Do you think Capital One would let me put the Tub Girl picture on my Capital One card?
Beat you to it.
the vacuum is drunk
what?
i spilled my drink and tried to vacuum it and now the vacuum is drunk
I'm in that akward stage between jailbait and cougar
I owe all of my success to double stuf oreos and weed.
i have to start hiding my credit card when i drink i woke up this morning with 4 emails from Farmville telling me i spent over $800 on coins last night
I'm full of awesome ideas
Yesss you are. Im full of confusion. I keep finding peanut butter on my legs...
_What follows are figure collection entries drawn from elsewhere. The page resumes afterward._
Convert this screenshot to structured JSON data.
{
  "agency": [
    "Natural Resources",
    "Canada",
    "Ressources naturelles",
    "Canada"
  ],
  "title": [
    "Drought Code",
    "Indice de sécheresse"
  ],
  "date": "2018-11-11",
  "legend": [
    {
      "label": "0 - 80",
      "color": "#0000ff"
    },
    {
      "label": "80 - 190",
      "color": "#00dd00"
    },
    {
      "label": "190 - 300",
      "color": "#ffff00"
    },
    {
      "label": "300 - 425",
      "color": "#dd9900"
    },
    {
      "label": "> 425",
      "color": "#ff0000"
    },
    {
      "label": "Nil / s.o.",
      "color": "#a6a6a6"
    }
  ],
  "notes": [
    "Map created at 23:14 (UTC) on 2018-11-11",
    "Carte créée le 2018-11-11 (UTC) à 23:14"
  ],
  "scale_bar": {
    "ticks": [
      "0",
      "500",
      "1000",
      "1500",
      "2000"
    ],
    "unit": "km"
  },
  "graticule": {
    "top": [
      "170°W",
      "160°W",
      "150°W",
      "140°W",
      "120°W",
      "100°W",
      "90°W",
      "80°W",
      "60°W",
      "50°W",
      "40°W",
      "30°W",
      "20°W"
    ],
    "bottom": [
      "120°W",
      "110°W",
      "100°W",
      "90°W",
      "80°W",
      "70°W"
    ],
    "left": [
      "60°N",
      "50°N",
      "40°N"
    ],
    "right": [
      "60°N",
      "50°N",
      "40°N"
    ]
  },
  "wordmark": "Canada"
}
you were saying "i am the vodka queen!" and then in a different voice replying to yourself "all hail the vodka queen! you are so beautiful!"
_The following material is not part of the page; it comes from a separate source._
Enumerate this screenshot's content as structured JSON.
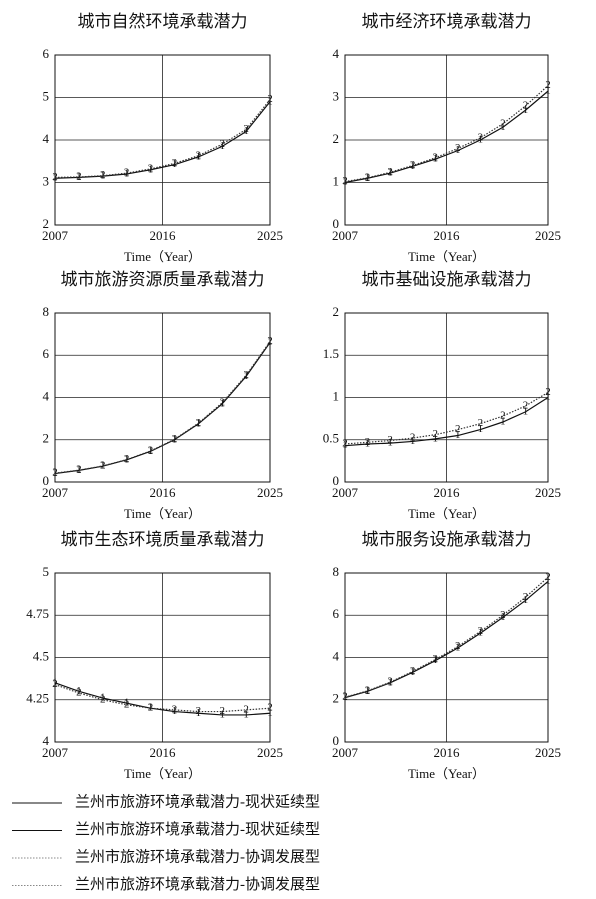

i just woke up reverse cowgirl on my couch. fully clothed. my laptop is on the floor sideways. blasting gay porn and lady gaga. pizza crust everywhere. goodmorning.
Woaahhhh there! We are JUST drunk fucking. Don't call me "baby".
It was like being fucked by the god of thunder, he gained power from the storm. I took a Plan B because I don't think regular birth control will stop Thor's sperm.
I feel like the universe head butted me in my balls. That hungover.
.... My lady balls. Cuz I'm a lady.
It's a long story, but I accidentally peed on my dog. I'll tell you about it tomorrow, and we shall never tell my wife.
Will u lay on an air mattress with me and drink vodka while we listen to Rick James?
and i walked downstairs to find my brother using nunchucks, and making the appropriate noises. i simply asked "why"; his reply? "why the fuck do you think?". i love my family.
Is it bad that I'm not at all bothered by the fact that to some people I'm simply known as the girl that takes her shirt off?